Friday, December 12, 2014

On Writing Simply

It's the birthday of anthologist and writer Sir Arthur Quiller-Couch (books by this author), born in Cornwall in 1863. Quiller-Couch published fiction and literary criticism under the pen name "Q" and was best known at the time for his publication of the Oxford Book of English Verse (1250-1900), a book that remained the most popular anthology of its kind for nearly 70 years.
He is remembered by writers today for one of the most enduring but non-attributed pieces of writing advice ever given. He wrote in his 1916 book On the Art of Writing, "Whenever you feel an impulse to perpetrate a piece of exceptionally fine writing, obey it — whole-heartedly — and delete it before sending your manuscript to press: Murder your darlings." Now a popular catchphrase among editors especially, "murder your darlings" admonishes writers to refrain from being too precious about their prose and to trust in the values of simplicity and efficiency.
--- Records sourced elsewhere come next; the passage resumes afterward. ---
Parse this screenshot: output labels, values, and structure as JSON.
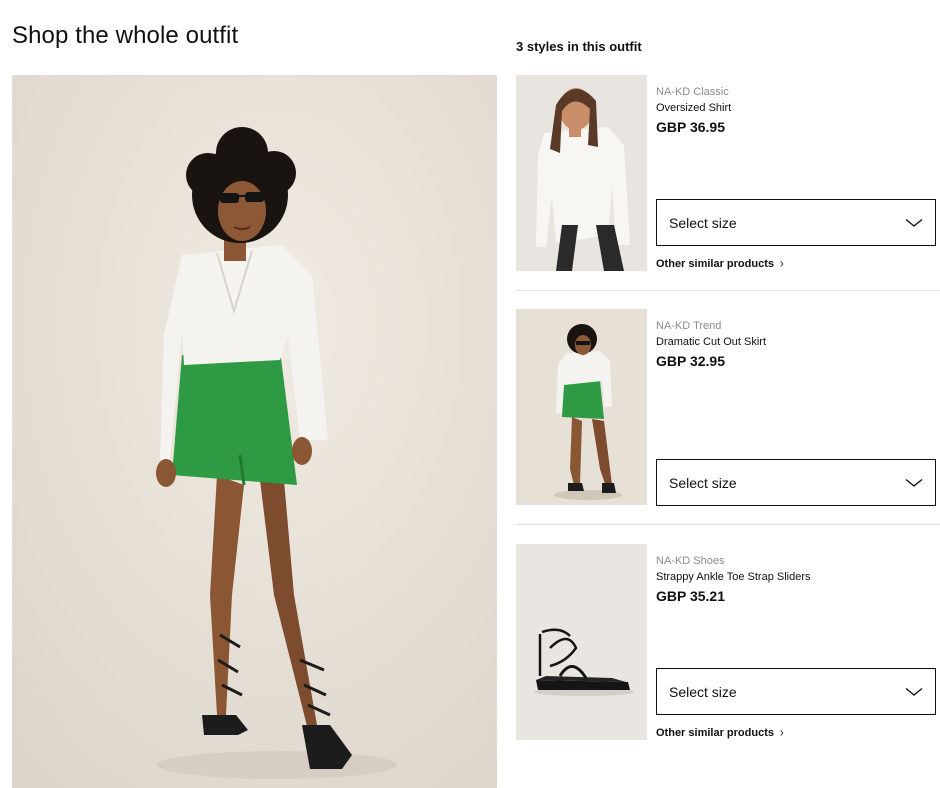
{
  "page": {
    "title": "Shop the whole outfit",
    "outfit_heading": "3 styles in this outfit"
  },
  "products": [
    {
      "brand": "NA-KD Classic",
      "name": "Oversized Shirt",
      "price": "GBP 36.95",
      "size_placeholder": "Select size",
      "similar_link": "Other similar products"
    },
    {
      "brand": "NA-KD Trend",
      "name": "Dramatic Cut Out Skirt",
      "price": "GBP 32.95",
      "size_placeholder": "Select size"
    },
    {
      "brand": "NA-KD Shoes",
      "name": "Strappy Ankle Toe Strap Sliders",
      "price": "GBP 35.21",
      "size_placeholder": "Select size",
      "similar_link": "Other similar products"
    }
  ],
  "icons": {
    "select_chevron": "chevron-down-icon",
    "link_arrow": "chevron-right-icon"
  },
  "colors": {
    "skirt_green": "#2f9a44",
    "border": "#111111",
    "divider": "#e2e2e2",
    "brand_grey": "#8a8a8a"
  }
}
I don’t think I understood what that meant before hearing this piece from the Writer’s Almanac. I thought the phrase “kill your darlings” referred to clever ideas, neato scenes, or maybe dramatic action sequences. I hadn’t thought of it in terms of sentence structure.

Old style writing can be florid and overwrought. Side trips into extraneous digression. I’ve seen examples, long torturous examples, so long in fact that they ultimately made no sense whatsoever.

Yes, I have found myself showing off every once in a while with a long sentence complete with semi colons. Or sometimes I’ve made up a list of things so I can legitimately use a colon.

Now I know why simplicity and efficiency are best. And I only had to go back to one hundred years or so to find the source.